“Nature and Gender: Women Artists Depicting Plants in Colonial Taiwan”
Chinghsin Wu (Associate Teaching Professor, Rutgers University) - “Nature and Gender: Women Artists Depicting Plants in Colonial Taiwan”
Ruling Taiwan from 1895 to 1945, the Japanese colonial government mobilized painters to depict the landscapes of Taiwan as symbols of the expanse and extent of the Japanese Empire. While seeking out new subject matters, these artists, on the one hand, explored the native plants and living creatures endemic to Taiwan; on the other hand, the "nature" that they depicted paralleled and imbricated the modern, scientifically cultivated land and cityscapes that the Japanese colonial government sought to construct on the island.

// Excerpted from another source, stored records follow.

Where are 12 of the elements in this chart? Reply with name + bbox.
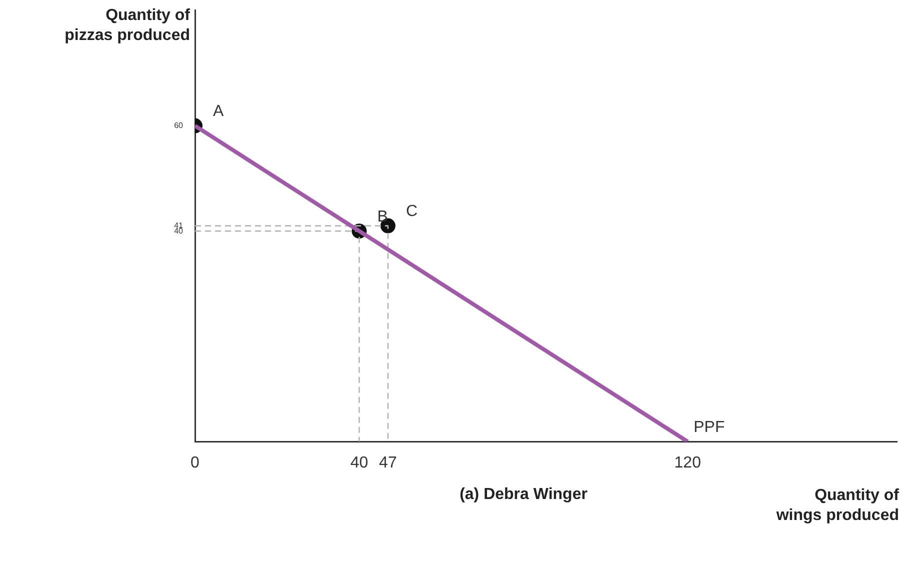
x-tick-label: 120 <box>674 454 702 472</box>
x-tick-label: 40 <box>350 454 368 472</box>
x-axis-title: Quantity of wings produced <box>775 486 899 526</box>
annotation: A <box>213 103 224 120</box>
x-tick-label: 0 <box>190 454 200 472</box>
x-tick-label: 47 <box>379 454 397 472</box>
annotation: B <box>377 208 388 226</box>
y-axis-title: Quantity of pizzas produced <box>64 6 190 46</box>
series-label: PPF <box>694 419 725 436</box>
y-tick-label: 60 <box>174 121 184 130</box>
text: (a) Debra Winger <box>460 486 588 503</box>
annotation: C <box>406 203 418 220</box>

This paper focuses on plant paintings by one of the most significant Japanese-style artists in Taiwan during this period, Gōhara Kotō, as well as works by his Taiwanese students at the Third Girls' High School in 1920s and 1930s Taiwan. Beginning from the late 1920s, Kotō and other artists successfully promoted a government-sponsored fine arts exhibition that eventually stimulated themselves and local painters, including many of his female students, to explore the local scenery of Taiwan, especially its plant life.
While Kotō explored a wide variety of landscapes in Taiwan, including mountains, seashores, and forests many of his students from the Third Girls' High School remained focused on plant motifs. This paper first analyzes Kotō’s exploration of plants, which reflect the changing biota of Taiwan, especially newly implanted species that formed the new landscapes of the main colonial entrepôts. It will then examine the paintings produced by Kotō's female Taiwanese students, focusing on the range and sources of the plants they depicted, the societal expectations and limitations regarding their choices of how to depict nature, and how they reacted to the changing botanical environment of their home island.